At the same time, we are also cooperating with other countries in the region, in many other schemes of economic cooperation. We are participating in the Trans Pacific Partnership (TPP) which brings Singapore together with America, Japan, Australia, New Zealand and Latin American countries – Peru, Chile – as well as Vietnam and Brunei. It is a range of countries on both sides of the Pacific, developed as well as developing, which will be a substantial economic community when it is completed. We also have another grouping which is one the West side of the Pacific which includes all of the ASEAN countries as well as North East Asia, India, Australasia. So Singapore prospers but as part of a region which is developing and integrating together.
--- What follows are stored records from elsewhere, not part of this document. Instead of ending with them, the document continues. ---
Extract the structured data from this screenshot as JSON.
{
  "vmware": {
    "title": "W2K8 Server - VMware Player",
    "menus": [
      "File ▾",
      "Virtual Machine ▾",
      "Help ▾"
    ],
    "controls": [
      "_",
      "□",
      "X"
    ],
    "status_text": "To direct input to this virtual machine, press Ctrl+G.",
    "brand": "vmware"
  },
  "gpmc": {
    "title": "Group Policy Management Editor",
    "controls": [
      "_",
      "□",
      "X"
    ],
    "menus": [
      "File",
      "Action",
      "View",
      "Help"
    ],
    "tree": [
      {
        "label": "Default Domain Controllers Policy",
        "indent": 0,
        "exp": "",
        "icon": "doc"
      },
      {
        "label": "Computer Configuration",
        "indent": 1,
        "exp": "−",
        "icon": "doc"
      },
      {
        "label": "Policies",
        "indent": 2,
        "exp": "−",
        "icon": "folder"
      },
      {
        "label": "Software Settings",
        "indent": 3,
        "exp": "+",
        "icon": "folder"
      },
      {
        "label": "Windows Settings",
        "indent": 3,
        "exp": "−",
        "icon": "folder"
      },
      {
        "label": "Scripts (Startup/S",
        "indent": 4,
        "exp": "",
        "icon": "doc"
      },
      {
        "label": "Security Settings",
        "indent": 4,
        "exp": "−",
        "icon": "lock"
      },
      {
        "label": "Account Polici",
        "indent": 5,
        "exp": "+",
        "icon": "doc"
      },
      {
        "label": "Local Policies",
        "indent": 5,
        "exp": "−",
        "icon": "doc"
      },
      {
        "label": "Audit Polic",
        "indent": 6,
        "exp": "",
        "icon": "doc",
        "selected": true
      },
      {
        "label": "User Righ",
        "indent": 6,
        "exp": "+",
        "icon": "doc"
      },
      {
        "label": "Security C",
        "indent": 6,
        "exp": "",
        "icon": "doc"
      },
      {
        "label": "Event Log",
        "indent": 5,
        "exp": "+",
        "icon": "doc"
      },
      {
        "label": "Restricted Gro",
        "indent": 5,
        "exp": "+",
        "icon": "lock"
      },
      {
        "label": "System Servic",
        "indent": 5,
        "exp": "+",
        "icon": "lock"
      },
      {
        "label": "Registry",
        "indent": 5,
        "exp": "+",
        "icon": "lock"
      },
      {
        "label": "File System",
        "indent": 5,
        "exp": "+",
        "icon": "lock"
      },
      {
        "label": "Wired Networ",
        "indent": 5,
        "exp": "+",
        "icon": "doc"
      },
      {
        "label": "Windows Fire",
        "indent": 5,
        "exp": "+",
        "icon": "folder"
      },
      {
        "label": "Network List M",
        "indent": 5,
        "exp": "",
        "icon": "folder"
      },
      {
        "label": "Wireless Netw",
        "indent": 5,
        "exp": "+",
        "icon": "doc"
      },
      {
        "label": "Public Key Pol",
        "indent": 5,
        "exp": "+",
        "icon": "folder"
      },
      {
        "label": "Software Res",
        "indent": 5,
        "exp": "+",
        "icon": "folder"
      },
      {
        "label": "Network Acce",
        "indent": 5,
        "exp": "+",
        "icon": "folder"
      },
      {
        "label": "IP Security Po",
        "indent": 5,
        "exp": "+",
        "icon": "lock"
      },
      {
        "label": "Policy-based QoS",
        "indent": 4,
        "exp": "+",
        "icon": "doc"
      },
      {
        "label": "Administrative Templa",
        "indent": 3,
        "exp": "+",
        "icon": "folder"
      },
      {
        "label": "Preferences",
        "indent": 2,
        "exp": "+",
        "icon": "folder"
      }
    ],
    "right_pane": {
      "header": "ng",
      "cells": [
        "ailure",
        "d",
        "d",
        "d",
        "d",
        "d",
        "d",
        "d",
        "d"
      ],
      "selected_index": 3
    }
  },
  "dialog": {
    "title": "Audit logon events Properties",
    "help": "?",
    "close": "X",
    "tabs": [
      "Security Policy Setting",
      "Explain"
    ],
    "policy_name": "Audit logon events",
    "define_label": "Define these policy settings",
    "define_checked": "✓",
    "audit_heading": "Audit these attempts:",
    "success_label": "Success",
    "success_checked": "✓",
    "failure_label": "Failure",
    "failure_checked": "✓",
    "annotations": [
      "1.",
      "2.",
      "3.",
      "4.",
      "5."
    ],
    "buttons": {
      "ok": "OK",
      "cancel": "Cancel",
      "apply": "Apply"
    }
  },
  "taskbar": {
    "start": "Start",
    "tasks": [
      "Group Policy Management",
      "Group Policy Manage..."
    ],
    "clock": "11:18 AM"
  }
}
At the same time, within Singapore we are upgrading our economy, transforming ourselves and looking for new opportunities to invest overseas, new partners to invest in Singapore, and new opportunities to trade with other countries because we are in a way at a developed level of per capita GDP but in other ways, in terms of our level of technology and in terms of the comprehensiveness of our economy, in terms of our companies reaching abroad, I think we have some distance to go before we count ourselves a fully developed country like America, Japan or Germany. So, we are looking for new partners and I think between Singapore and Turkey, there is good potential. As the Minister pointed out, our trade volume is growing but still quite modest. Our investment numbers are growing also but still quite modest. I brought with me this time, amongst the business delegation, companies which have invested in Turkey, for example PSA, which has invested in the port in Turkey and ST Engineering, which is an engineering company interested in working on systems for your mass transit train, service train systems, as well as companies in consumer goods which are interested in developing and exploring your consumer markets, and looking for opportunities to partner and to work together in third countries also.

We are working together between Singapore and Turkey on a Free Trade Agreement (FTA), as the Minister has explained. I discussed this with your President, at that time Prime Minister Mr Erdogan, last year. He supported it and we are very happy that it is now being negotiated and we are making good progress. As the Minister said, the goods part is more or less negotiated. The services part always will be more difficult but that is where the will be greater dividends, if we are able to overcome these difficulties, we would be able to do more together. There is a whole range of areas where we can work together including government procurement and transportation. We hope that we will be able to use this both as a symbol of the good relations between our two countries as well as a scheme between which we can strengthen our cooperation and yield practical benefits to companies which want to trade and invest in one another. I hope that my trip this time with the business delegation would be able to help push this process another step forward. I will be in Ankara tomorrow, meeting your leaders, and I am sure that following from this we will be able to work further and take it another step forward. So thank you for coming to lunch and I look forward to a fruitful exchange with you.